Cómo se usan los polímeros que responden a estímulos en biotecnología
Cómo se usan los polímeros inteligentes
Los polímeros inteligentes son cada vez más frecuentes a medida que los científicos aprenden sobre la química y los desencadenantes que inducen cambios conformacionales en las estructuras de polímeros y diseñan formas de aprovecharlas y controlarlas. Se están formulando químicamente nuevos materiales poliméricos que detectan los cambios ambientales específicos en los sistemas biológicos y se ajustan de manera predecible , convirtiéndolos en herramientas útiles para el suministro de fármacos u otros mecanismos de control metabólico.
En esta área relativamente nueva de la biotecnología, las posibles aplicaciones biomédicas y los usos ambientales de los polímeros inteligentes parecen ser ilimitados. En la actualidad, el uso más frecuente de los polímeros inteligentes en biomedicina es para la administración específica de medicamentos.
Clasificación y Química de Polímeros Inteligentes
Desde el advenimiento de los productos farmacéuticos de liberación prolongada , los científicos se han enfrentado al problema de encontrar formas de administrar medicamentos a un sitio en particular en el cuerpo sin tener que degradarse primero en el ambiente estomacal altamente ácido.

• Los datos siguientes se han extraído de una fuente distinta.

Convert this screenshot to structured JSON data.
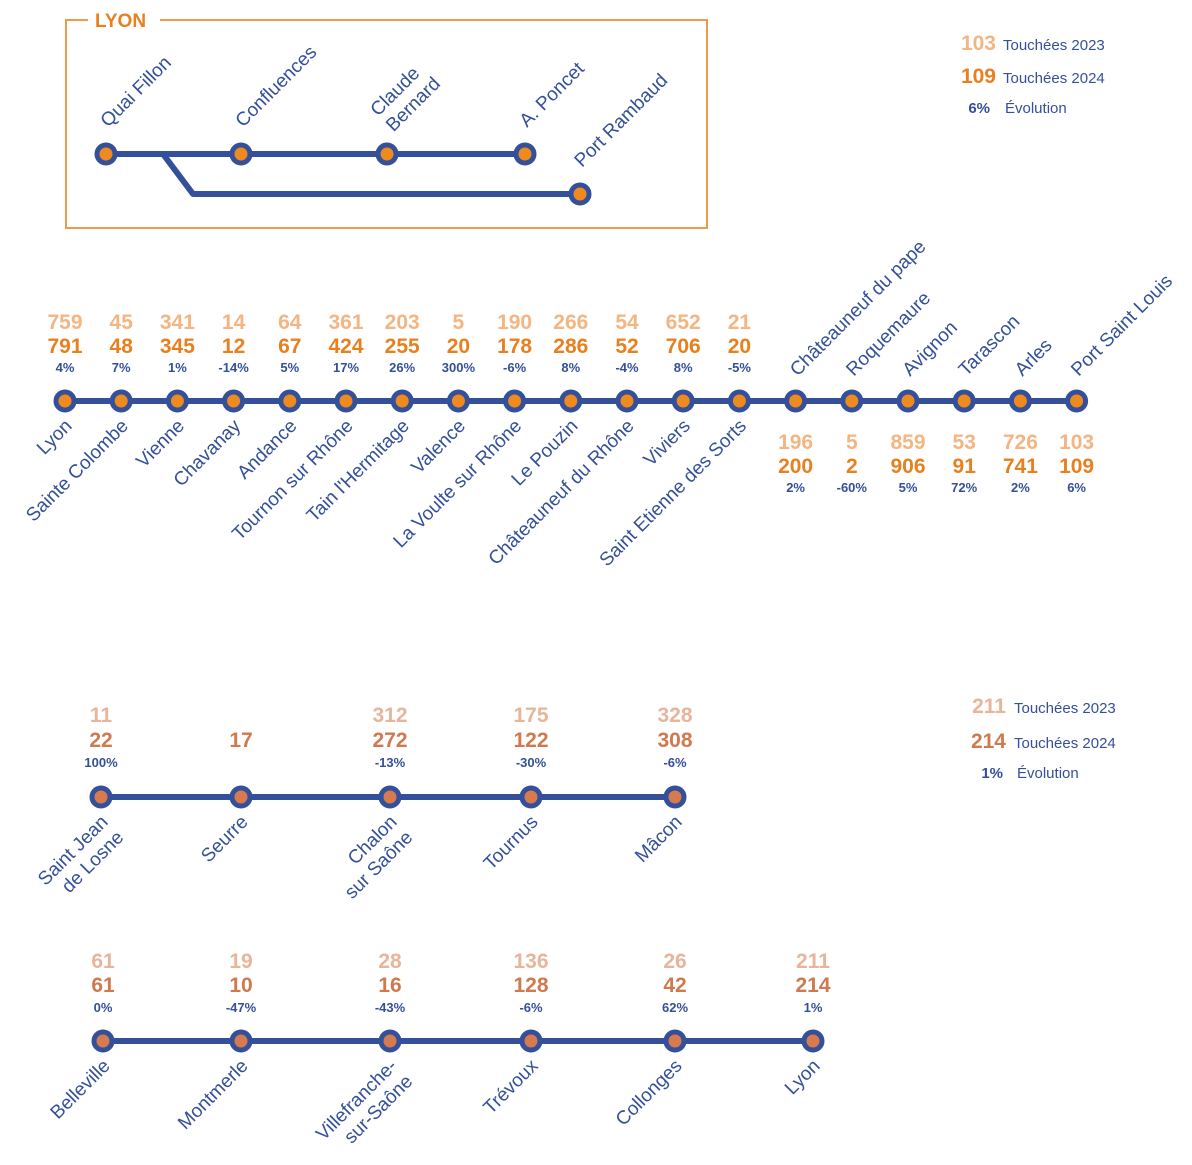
{
  "colors": {
    "line": "#34509a",
    "dot_orange": "#ef8a1f",
    "dot_burgundy": "#d77a4e",
    "value_2023_orange": "#f3b581",
    "value_2024_orange": "#e8801f",
    "value_2023_burgundy": "#e8b59a",
    "value_2024_burgundy": "#cf7a4e",
    "evolution_text": "#34509a"
  },
  "lyon_box": {
    "title": "LYON",
    "stops": [
      "Quai Fillon",
      "Confluences",
      "Claude\nBernard",
      "A. Poncet",
      "Port Rambaud"
    ]
  },
  "legend_rhone": {
    "v2023": "103",
    "label_2023": "Touchées 2023",
    "v2024": "109",
    "label_2024": "Touchées 2024",
    "evolution": "6%",
    "label_evolution": "Évolution"
  },
  "rhone_line": {
    "stops": [
      {
        "name": "Lyon",
        "v2023": "759",
        "v2024": "791",
        "evolution": "4%"
      },
      {
        "name": "Sainte Colombe",
        "v2023": "45",
        "v2024": "48",
        "evolution": "7%"
      },
      {
        "name": "Vienne",
        "v2023": "341",
        "v2024": "345",
        "evolution": "1%"
      },
      {
        "name": "Chavanay",
        "v2023": "14",
        "v2024": "12",
        "evolution": "-14%"
      },
      {
        "name": "Andance",
        "v2023": "64",
        "v2024": "67",
        "evolution": "5%"
      },
      {
        "name": "Tournon sur Rhône",
        "v2023": "361",
        "v2024": "424",
        "evolution": "17%"
      },
      {
        "name": "Tain l'Hermitage",
        "v2023": "203",
        "v2024": "255",
        "evolution": "26%"
      },
      {
        "name": "Valence",
        "v2023": "5",
        "v2024": "20",
        "evolution": "300%"
      },
      {
        "name": "La Voulte sur Rhône",
        "v2023": "190",
        "v2024": "178",
        "evolution": "-6%"
      },
      {
        "name": "Le Pouzin",
        "v2023": "266",
        "v2024": "286",
        "evolution": "8%"
      },
      {
        "name": "Châteauneuf du Rhône",
        "v2023": "54",
        "v2024": "52",
        "evolution": "-4%"
      },
      {
        "name": "Viviers",
        "v2023": "652",
        "v2024": "706",
        "evolution": "8%"
      },
      {
        "name": "Saint Etienne des Sorts",
        "v2023": "21",
        "v2024": "20",
        "evolution": "-5%"
      },
      {
        "name": "Châteauneuf du pape",
        "v2023": "196",
        "v2024": "200",
        "evolution": "2%"
      },
      {
        "name": "Roquemaure",
        "v2023": "5",
        "v2024": "2",
        "evolution": "-60%"
      },
      {
        "name": "Avignon",
        "v2023": "859",
        "v2024": "906",
        "evolution": "5%"
      },
      {
        "name": "Tarascon",
        "v2023": "53",
        "v2024": "91",
        "evolution": "72%"
      },
      {
        "name": "Arles",
        "v2023": "726",
        "v2024": "741",
        "evolution": "2%"
      },
      {
        "name": "Port Saint Louis",
        "v2023": "103",
        "v2024": "109",
        "evolution": "6%"
      }
    ]
  },
  "legend_saone": {
    "v2023": "211",
    "label_2023": "Touchées 2023",
    "v2024": "214",
    "label_2024": "Touchées 2024",
    "evolution": "1%",
    "label_evolution": "Évolution"
  },
  "saone_upper": {
    "stops": [
      {
        "name": "Saint Jean\nde Losne",
        "v2023": "11",
        "v2024": "22",
        "evolution": "100%"
      },
      {
        "name": "Seurre",
        "v2023": "",
        "v2024": "17",
        "evolution": ""
      },
      {
        "name": "Chalon\nsur Saône",
        "v2023": "312",
        "v2024": "272",
        "evolution": "-13%"
      },
      {
        "name": "Tournus",
        "v2023": "175",
        "v2024": "122",
        "evolution": "-30%"
      },
      {
        "name": "Mâcon",
        "v2023": "328",
        "v2024": "308",
        "evolution": "-6%"
      }
    ]
  },
  "saone_lower": {
    "stops": [
      {
        "name": "Belleville",
        "v2023": "61",
        "v2024": "61",
        "evolution": "0%"
      },
      {
        "name": "Montmerle",
        "v2023": "19",
        "v2024": "10",
        "evolution": "-47%"
      },
      {
        "name": "Villefranche-\nsur-Saône",
        "v2023": "28",
        "v2024": "16",
        "evolution": "-43%"
      },
      {
        "name": "Trévoux",
        "v2023": "136",
        "v2024": "128",
        "evolution": "-6%"
      },
      {
        "name": "Collonges",
        "v2023": "26",
        "v2024": "42",
        "evolution": "62%"
      },
      {
        "name": "Lyon",
        "v2023": "211",
        "v2024": "214",
        "evolution": "1%"
      }
    ]
  }
}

La prevención de efectos adversos para huesos y tejidos sanos también es una consideración importante. Los investigadores han ideado formas de usar polímeros inteligentes para controlar la liberación de fármacos hasta que el sistema de entrega haya alcanzado el objetivo deseado. Esta versión está controlada por un disparador químico o fisiológico.
Los polímeros inteligentes lineales y de matriz existen con una variedad de propiedades que dependen de grupos funcionales reactivos y cadenas laterales. Estos grupos pueden responder al pH, la temperatura, la fuerza iónica, los campos eléctricos o magnéticos y la luz. Algunos polímeros se entrecruzan de forma reversible mediante enlaces no covalentes que pueden romperse y reformarse dependiendo de las condiciones externas. La nanotecnología ha sido fundamental en el desarrollo de ciertos polímeros de nanopartículas, como dendrímeros y fullerenos , que se han aplicado para la administración de fármacos. La encapsulación tradicional de fármacos se ha realizado utilizando polímeros de ácido láctico. Desarrollos más recientes han visto la formación de matrices reticulares que mantienen el fármaco de interés integrado o atrapado entre los filamentos del polímero.
Las matrices poliméricas inteligentes liberan fármacos mediante una reacción que altera la estructura química o fisiológica, a menudo una reacción de hidrólisis que da como resultado la escisión de enlaces y la liberación del fármaco a medida que la matriz se descompone en componentes biodegradables. El uso de polímeros naturales ha dado lugar a polímeros sintetizados artificialmente tales como polianhídridos, poliésteres, ácidos poliacrílicos, poli (metacrilatos de metilo) y poliuretanos. Se ha encontrado que los polímeros hidrófilos, amorfos, de bajo peso molecular que contienen heteroátomos (es decir, átomos distintos del carbono) se degradan más rápido.
Los científicos controlan la tasa de administración de fármacos variando estas propiedades, ajustando así la tasa de degradación.